How is this poem and how can I make it better

I'm crazy
But I can't believe that
Or more pills will be poured
More hospitals to visit
So I'm fine
I think
That's what I tell myself
Cause I fear the worse
She tells me I'm crazy
She wants me to let go of all of it
But I can't I have to be numb
I have to be normal
Because it's what's best
But she keeps trying to come out
The meds help
But not always
She sneaks out and yells at me
I'm failing I'm always messing up
I'll never change
I can't help when her voice seeps out of mine
The anger and hatred
Do I really feel that way
I don't want to it scares me
Is this why everyone hates me
Cause I'm
Crazy
Or because of
HER

1 answer

Your poem powerfully conveys a sense of internal struggle and the feeling of being overwhelmed by mental health challenges. The raw emotion and candid nature of your words can resonate with many, which is a strong aspect of poetry. Here are a few suggestions for improving the poem:

  1. Enhance Imagery: Consider using more vivid imagery to illustrate your feelings. This can help paint a clearer picture and evoke stronger emotions in the reader.

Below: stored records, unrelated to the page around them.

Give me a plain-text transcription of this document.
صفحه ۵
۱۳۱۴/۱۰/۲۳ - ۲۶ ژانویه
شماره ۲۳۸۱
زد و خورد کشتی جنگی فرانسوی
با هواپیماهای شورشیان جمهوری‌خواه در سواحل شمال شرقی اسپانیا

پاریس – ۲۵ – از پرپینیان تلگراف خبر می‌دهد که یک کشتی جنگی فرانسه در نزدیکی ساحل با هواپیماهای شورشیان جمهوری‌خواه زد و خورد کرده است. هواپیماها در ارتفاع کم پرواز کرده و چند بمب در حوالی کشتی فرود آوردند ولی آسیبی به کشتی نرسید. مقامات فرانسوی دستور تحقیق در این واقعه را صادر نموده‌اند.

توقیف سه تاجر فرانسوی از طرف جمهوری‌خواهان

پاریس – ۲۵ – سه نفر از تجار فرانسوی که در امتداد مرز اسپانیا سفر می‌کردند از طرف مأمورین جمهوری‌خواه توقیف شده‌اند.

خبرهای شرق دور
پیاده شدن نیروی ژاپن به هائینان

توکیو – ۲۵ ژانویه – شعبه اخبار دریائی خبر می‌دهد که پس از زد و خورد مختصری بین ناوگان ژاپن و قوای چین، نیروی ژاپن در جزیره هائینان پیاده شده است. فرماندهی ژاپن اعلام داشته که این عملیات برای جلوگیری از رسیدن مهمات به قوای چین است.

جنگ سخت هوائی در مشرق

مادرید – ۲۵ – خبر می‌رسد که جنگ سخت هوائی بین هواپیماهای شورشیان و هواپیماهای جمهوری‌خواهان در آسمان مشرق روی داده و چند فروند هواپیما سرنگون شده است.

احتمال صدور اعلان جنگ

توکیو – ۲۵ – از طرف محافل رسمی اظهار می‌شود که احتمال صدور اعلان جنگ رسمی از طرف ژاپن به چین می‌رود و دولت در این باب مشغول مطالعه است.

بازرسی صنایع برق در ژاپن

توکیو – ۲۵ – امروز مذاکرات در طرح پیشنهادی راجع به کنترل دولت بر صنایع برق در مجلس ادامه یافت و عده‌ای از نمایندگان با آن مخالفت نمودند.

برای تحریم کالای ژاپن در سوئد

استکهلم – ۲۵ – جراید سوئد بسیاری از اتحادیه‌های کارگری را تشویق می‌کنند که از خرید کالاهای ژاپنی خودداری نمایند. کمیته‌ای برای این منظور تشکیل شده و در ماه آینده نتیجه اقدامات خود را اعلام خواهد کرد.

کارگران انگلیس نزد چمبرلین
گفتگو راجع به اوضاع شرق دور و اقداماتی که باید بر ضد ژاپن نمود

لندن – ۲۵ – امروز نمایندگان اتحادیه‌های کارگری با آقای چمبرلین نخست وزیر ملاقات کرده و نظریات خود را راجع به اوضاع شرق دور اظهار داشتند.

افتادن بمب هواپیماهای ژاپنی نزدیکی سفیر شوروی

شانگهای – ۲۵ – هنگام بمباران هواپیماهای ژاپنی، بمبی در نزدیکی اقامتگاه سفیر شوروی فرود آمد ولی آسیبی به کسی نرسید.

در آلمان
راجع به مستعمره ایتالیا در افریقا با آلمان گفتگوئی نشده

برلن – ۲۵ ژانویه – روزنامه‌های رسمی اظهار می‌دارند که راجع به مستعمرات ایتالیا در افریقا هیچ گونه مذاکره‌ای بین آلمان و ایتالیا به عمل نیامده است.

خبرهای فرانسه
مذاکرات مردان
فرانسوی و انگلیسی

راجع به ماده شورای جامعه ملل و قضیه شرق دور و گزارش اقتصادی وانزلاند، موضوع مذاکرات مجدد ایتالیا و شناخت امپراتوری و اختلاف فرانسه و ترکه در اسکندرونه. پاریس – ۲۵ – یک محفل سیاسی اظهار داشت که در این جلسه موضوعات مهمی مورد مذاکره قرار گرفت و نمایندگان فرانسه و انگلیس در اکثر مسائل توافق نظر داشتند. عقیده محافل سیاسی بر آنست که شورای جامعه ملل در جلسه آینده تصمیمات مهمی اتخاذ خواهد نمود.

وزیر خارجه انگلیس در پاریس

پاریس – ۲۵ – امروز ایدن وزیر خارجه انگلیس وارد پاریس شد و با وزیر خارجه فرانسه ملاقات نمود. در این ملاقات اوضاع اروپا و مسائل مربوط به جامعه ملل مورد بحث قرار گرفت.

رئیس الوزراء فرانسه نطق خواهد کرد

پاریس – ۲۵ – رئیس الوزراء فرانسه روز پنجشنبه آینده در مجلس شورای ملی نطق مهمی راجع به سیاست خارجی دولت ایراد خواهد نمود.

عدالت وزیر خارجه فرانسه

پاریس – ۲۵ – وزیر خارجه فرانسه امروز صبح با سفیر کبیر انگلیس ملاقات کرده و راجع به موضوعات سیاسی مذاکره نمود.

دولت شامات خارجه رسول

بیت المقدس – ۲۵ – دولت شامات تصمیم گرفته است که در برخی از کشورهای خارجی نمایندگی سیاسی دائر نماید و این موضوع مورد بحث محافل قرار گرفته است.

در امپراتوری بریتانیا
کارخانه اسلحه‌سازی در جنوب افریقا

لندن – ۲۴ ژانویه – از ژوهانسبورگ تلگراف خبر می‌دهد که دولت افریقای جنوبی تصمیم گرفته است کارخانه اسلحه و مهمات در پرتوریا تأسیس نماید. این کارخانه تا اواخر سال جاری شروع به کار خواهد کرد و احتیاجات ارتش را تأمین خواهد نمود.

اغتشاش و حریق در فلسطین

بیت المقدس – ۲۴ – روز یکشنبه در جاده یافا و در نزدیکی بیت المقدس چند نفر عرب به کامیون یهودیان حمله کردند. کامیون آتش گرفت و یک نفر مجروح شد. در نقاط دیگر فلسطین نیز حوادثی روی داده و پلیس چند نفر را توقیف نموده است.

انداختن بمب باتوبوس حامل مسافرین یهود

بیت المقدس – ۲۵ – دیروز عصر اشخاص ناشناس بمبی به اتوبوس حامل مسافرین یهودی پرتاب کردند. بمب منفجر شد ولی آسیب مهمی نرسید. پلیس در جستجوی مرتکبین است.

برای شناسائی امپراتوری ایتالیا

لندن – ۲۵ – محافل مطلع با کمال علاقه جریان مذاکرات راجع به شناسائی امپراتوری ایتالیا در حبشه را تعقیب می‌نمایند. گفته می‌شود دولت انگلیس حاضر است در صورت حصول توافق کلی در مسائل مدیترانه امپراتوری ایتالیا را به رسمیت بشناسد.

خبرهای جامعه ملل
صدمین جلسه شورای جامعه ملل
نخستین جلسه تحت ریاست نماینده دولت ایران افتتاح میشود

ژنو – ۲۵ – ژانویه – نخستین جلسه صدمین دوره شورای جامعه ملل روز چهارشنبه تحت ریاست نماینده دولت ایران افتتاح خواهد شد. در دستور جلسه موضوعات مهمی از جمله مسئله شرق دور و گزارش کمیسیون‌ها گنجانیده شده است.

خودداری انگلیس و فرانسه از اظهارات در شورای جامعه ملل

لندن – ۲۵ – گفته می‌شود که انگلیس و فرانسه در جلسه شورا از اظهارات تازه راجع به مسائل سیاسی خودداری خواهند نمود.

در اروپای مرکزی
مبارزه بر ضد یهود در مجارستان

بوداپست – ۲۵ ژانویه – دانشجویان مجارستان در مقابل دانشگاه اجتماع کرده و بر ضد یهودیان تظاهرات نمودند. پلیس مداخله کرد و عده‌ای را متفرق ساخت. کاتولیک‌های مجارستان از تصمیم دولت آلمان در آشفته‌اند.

  2. Pacing and Flow: Review the rhythm and pacing of your lines. Some lines can be restructured to create a more consistent flow. Experiment with line breaks and punctuation.

  3. Clarity of Themes: Think about the central theme you want to convey. Are you focusing more on the conflict between sanity and madness, the struggle with medication, or the relationship with “her”? Clarifying this can help unify your message.

  4. Show don’t tell: Instead of stating emotions directly, try to show them through actions or metaphors. This can make your feelings more impactful.

  5. End with a Strong Conclusion: The last lines of a poem are crucial for leaving an impression. Consider how you want to close the poem. A thought-provoking statement or question could provide a powerful ending.

Here’s a revised version of your poem that incorporates some of these suggestions:


I'm crazy,
but I can't believe that—
or else more pills will pour
like rain into my empty hands,
leading to more hospitals,
more sterile rooms.
So I tell myself I'm fine,
holding flickering candles
against a storm of fear.

She calls me crazy,
urges me to let go,
but I grip my numbness tight.
I wear it like armor,
convinced it’s what’s best—
yet she whispers,
a voice spilling from my veins,
breaking free to scream,

"I’m failing. I’m always messing up!"
Will I ever change?
Her words seep out,
dripping with anger and hatred.
Do I really feel this way?
My heart races at the thought—
is this why everyone turns away?

Because I'm
crazy,
or is it because of
HER?


Feel free to adjust it as you see fit! The essence of your original poem is still there, but with a slightly refined structure and a stronger closure.